Another few weeks of research revealed that MANOVA was now available through the command line. I hate writing code for statistical analysis. I have had to do it, I know how to do it, but I hate doing it. And I hated every second of doing it then, especially as I couldn’t locate the syntax for the set of options that I wanted, and the output from the procedure looked entirely – not almost entirely, but entirely – different from all of the output I could find online (because I needed some guided help in interpreting the numbers).
I battled with this for maybe six weeks, hating it all the while. Then I got an new release of SPSS, and this one indicated that the MANOVA functionality had now been wrapped up into Multivariate General Linear Models.
This required another couple weeks of research before I was ready to run it. And run it I did, and socked the results into the paper, and we went the paper off.

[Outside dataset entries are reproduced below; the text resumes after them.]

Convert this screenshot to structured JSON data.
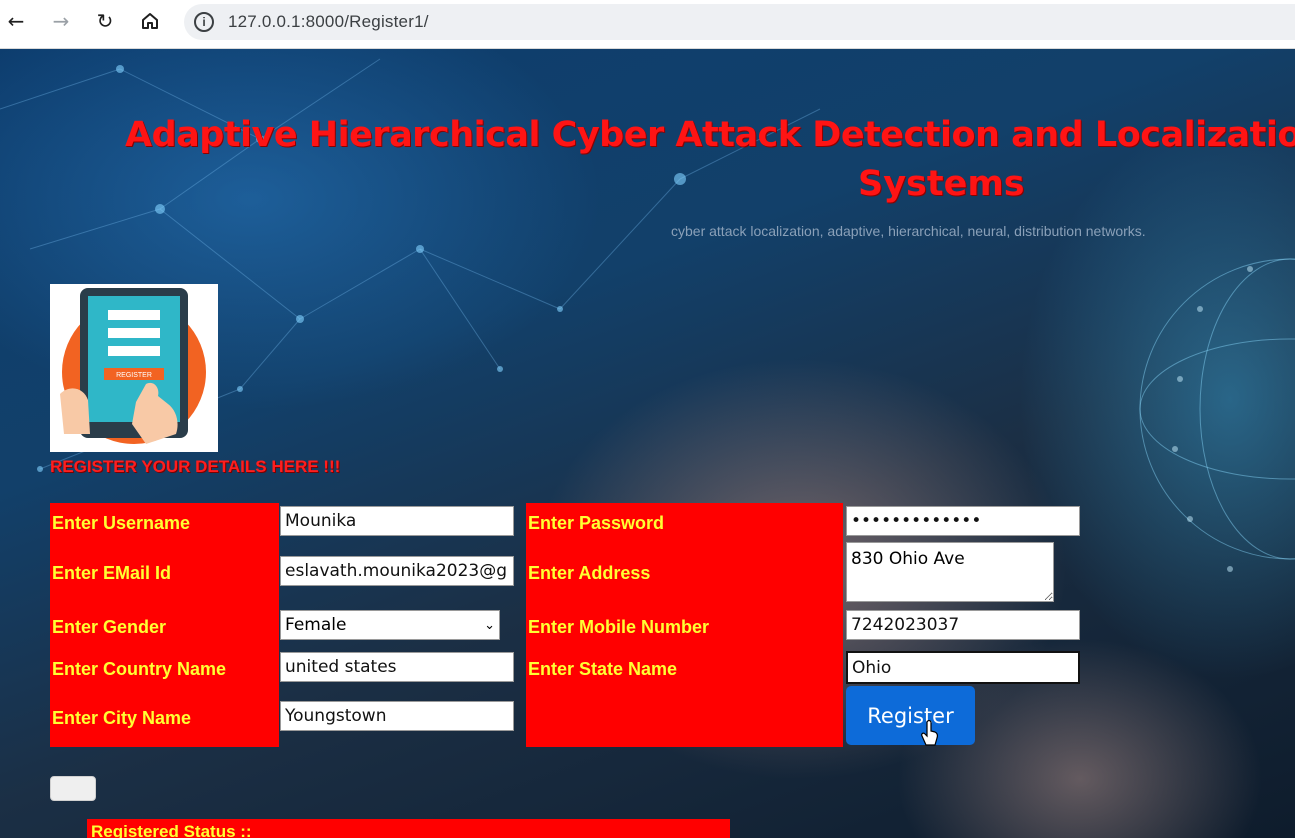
{
  "browser": {
    "url": "127.0.0.1:8000/Register1/",
    "back_icon": "arrow-left-icon",
    "forward_icon": "arrow-right-icon",
    "reload_icon": "reload-icon",
    "home_icon": "home-icon"
  },
  "header": {
    "title_line1": "Adaptive Hierarchical Cyber Attack Detection and Localizatio",
    "title_line2": "Systems",
    "subtitle": "cyber attack localization, adaptive, hierarchical, neural, distribution networks."
  },
  "logo": {
    "label": "REGISTER"
  },
  "form": {
    "heading": "REGISTER YOUR DETAILS HERE !!!",
    "username": {
      "label": "Enter Username",
      "value": "Mounika"
    },
    "email": {
      "label": "Enter EMail Id",
      "value": "eslavath.mounika2023@g"
    },
    "gender": {
      "label": "Enter Gender",
      "value": "Female"
    },
    "country": {
      "label": "Enter Country Name",
      "value": "united states"
    },
    "city": {
      "label": "Enter City Name",
      "value": "Youngstown"
    },
    "password": {
      "label": "Enter Password",
      "value": "•••••••••••••"
    },
    "address": {
      "label": "Enter Address",
      "value": "830 Ohio Ave"
    },
    "mobile": {
      "label": "Enter Mobile Number",
      "value": "7242023037"
    },
    "state": {
      "label": "Enter State Name",
      "value": "Ohio"
    },
    "submit_label": "Register"
  },
  "status": {
    "label": "Registered Status ::"
  },
  "colors": {
    "label_bg": "#ff0000",
    "label_text": "#ffff33",
    "title": "#ff1414",
    "button": "#0d6bd9"
  }
}
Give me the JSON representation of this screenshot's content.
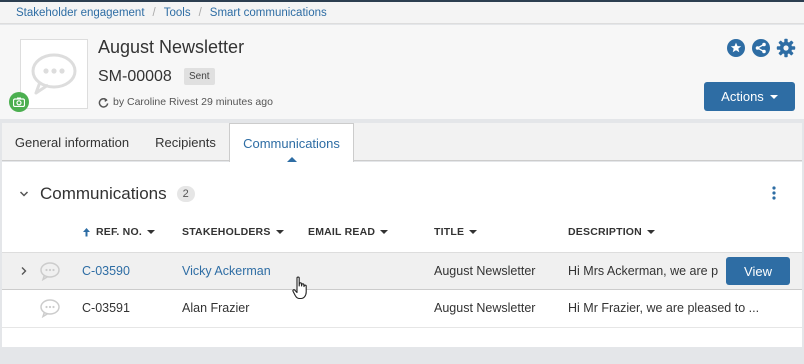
{
  "breadcrumb": [
    "Stakeholder engagement",
    "Tools",
    "Smart communications"
  ],
  "record": {
    "title": "August Newsletter",
    "code": "SM-00008",
    "status": "Sent",
    "meta": "by Caroline Rivest 29 minutes ago"
  },
  "header_icons": [
    "star-icon",
    "share-icon",
    "gear-icon"
  ],
  "actions_label": "Actions",
  "tabs": [
    {
      "label": "General information",
      "active": false
    },
    {
      "label": "Recipients",
      "active": false
    },
    {
      "label": "Communications",
      "active": true
    }
  ],
  "section": {
    "title": "Communications",
    "count": "2"
  },
  "columns": [
    "REF. NO.",
    "STAKEHOLDERS",
    "EMAIL READ",
    "TITLE",
    "DESCRIPTION"
  ],
  "rows": [
    {
      "ref": "C-03590",
      "stakeholder": "Vicky Ackerman",
      "email_read": "",
      "title": "August Newsletter",
      "description": "Hi Mrs Ackerman, we are p",
      "action": "View"
    },
    {
      "ref": "C-03591",
      "stakeholder": "Alan Frazier",
      "email_read": "",
      "title": "August Newsletter",
      "description": "Hi Mr Frazier, we are pleased to ...",
      "action": ""
    }
  ],
  "colors": {
    "accent": "#2e6da4",
    "camera": "#4caf50"
  }
}
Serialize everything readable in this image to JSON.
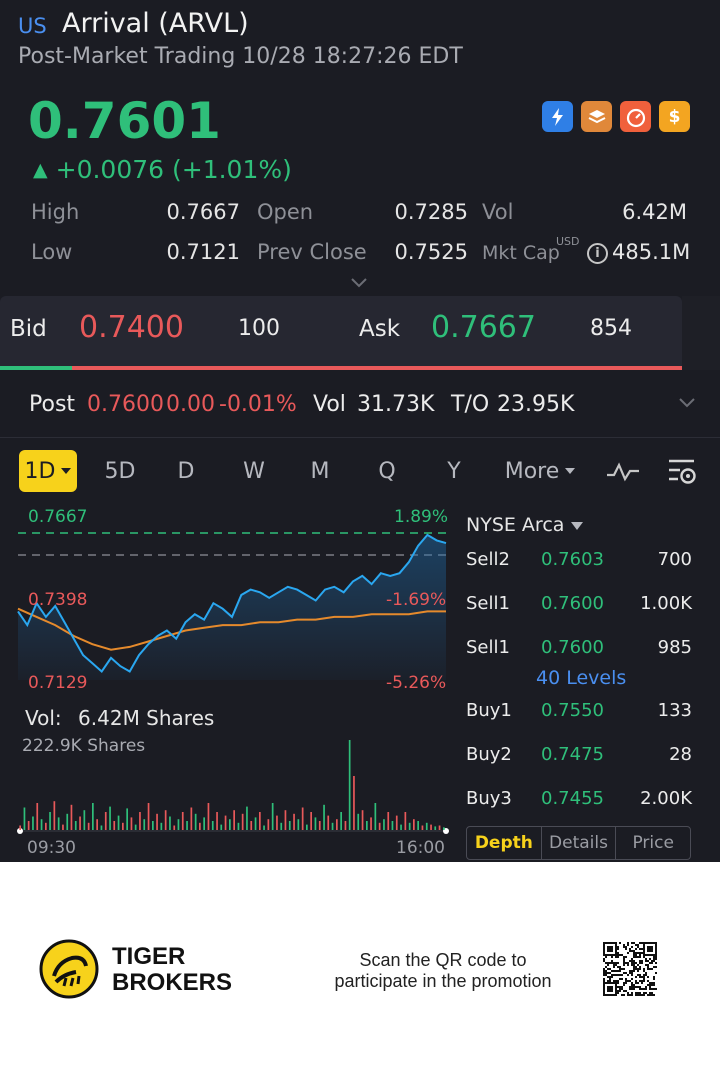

The same paper that has now come back to haunt me. Because – in the intervening period – I bought a new computer and migrated all (or almost all) of the files over. And I have had to change e-mail platforms two times during the period (forced changes from work), and none of those transitions offered the option of neatly importing all of my old e-mails. The e-mails about stuff like how I ran the analysis, and which models we chose, and where the hell the numbers in the tables came from, basically. So I’ve got the old draft, the old data file (I think it is the right old file, but since there are four versions of it, it’s hard to tell). And all of this is from the fall of 2009.
Now, this is actually pretty common, that you have to go back and work on statistical analyses that you performed back in the Dark Ages, so I’ve got a Master Plan for such occasions.
Step 1. Load up the data file.
Step 2. Re-run the analyses exactly as they were run for the last version.
Step 3. Check the output against the tables in the paper to make sure they are the same.
Then and only then can I start tinkering with the new stuff.
Naturally, due to the myriad sources of confusion discussed above, the output and the tables for this job are not the same. Which means I’m in the unenviable position of having to attempt to reconstruct, from the ground up, what the hell I did with this data two freaking years ago. Yeah, good luck with that, I’m hearing from you.
Where the hell can I find Mr. Peabody’s Way-Back Machine, that’s what I want to know.